Als we het hedendaagse Europa bekijken en haar plaats in de wereld zijn er verschillende parallellen te trekken. Europa kan je net als de toenmalige republiek zien als een welvarend land met verschillende gewesten die allemaal hun eigen belangen hebben. Het is belangrijk dat we juist nu als één Europa gaan optreden en dat daarbij misschien het eigen belang tijdelijk in het verschiet raakt. De financiële steun aan Griekenland is al een ‘mooi’ voorbeeld van samenwerking. Mooi staat tussen aanhalingstekens omdat het natuurlijk niet mooi is dat een Europees land liegt over zijn begroting en dat wij ervoor moeten opdraaien. Wel is mooi dat deze samenwerking een goed begin is voor meer overkoepelend gezag in Europa wat uiteindelijk dit soort misstanden zou moeten kunnen voorkomen.
Desalniettemin moet er nog wel gesleuteld worden aan het protectionisme onder de Europese landen wat kan vergeleken worden met het mercantilisme uit de Zilveren Eeuw.
Tegenwoordig kampen we ook met onze eigen vorm van ‘voorbijlandsvaart’. Hoe kunnen wij economisch gezien standhouden als er steeds meer niet-westerse landen aan het opkomen zijn die ook steeds meer onderling gaan handelen? En hoe wil je invloed kunnen uitoefenen in de geopolitiek als je op het gebied van militaire zaken steeds minder aanwezig wilt zijn in de wereld? Veel Europese landen, waaronder Nederland, zien bijvoorbeeld steeds minder het nut in van de missies in onder andere Afghanistan.
Als deze trends zich doorzetten zal Europa er steeds minder toe doen in de wereld. Dit kan alleen als wij een krachtig Europa kunnen vormen. Inderdaad zullen er zich situaties voordoen dat het nationale belang in verdrukking zal komen ten opzichte van het Europese maar dat zullen we voor lief moeten nemen.

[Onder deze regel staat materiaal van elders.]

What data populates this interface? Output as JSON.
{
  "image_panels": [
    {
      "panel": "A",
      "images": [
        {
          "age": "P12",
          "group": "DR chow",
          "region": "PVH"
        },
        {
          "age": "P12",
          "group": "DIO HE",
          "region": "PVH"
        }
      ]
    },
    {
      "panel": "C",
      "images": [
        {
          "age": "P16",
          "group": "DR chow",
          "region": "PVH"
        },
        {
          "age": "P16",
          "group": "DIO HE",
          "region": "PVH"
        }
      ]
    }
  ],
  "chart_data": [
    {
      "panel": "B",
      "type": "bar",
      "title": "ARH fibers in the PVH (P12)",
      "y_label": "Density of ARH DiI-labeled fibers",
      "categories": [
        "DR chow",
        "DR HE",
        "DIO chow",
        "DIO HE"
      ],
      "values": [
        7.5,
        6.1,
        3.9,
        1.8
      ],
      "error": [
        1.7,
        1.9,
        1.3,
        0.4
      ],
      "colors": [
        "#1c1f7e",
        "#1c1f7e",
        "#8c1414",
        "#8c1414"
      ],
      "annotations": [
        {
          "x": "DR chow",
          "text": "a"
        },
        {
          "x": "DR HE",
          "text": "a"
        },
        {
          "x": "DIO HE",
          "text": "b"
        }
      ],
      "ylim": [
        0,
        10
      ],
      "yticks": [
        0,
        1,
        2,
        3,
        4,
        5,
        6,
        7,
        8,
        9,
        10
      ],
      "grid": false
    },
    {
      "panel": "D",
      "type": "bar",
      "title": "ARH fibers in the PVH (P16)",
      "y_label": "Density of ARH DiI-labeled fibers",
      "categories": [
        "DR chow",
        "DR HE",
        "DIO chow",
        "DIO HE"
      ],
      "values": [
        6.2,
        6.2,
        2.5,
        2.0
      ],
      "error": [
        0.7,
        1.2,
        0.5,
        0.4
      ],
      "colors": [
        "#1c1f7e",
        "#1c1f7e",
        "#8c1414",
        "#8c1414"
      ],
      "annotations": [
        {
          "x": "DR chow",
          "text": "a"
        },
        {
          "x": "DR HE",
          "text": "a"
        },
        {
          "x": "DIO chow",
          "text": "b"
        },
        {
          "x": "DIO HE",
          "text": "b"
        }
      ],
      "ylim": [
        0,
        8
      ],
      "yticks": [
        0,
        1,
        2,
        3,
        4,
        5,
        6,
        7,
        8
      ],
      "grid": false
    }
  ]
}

De stof voor het eindexamen geschiedenis VWO (Voorbereidend Wetenschappelijk Onderwijs) van 2010 bestaat voor de helft uit ‘de Republiek in haar Gouden en Zilveren Eeuw en voor de andere helft uit de Vietnamoorlog. Het klinkt als een cliché maar van onze geschiedenis kunnen we nog een hoop leren. Om dan nog maar over het onderwerp Vietnam te zwijgen. Over het algemeen is examenstof herhaling maar ook de inhoud is herhaling als je het in een ander tijdvak plaatst. Hier kunnen lessen uit worden getrokken. Voor de mensen die het nut niet in zien van een vak als geschiedenis, misschien dat dit u op andere gedachten brengt.
(Uitpers nr. 121, 11de jg., juni 2010)
Ernst Schütte doet dit jaar het eindexamen VWO.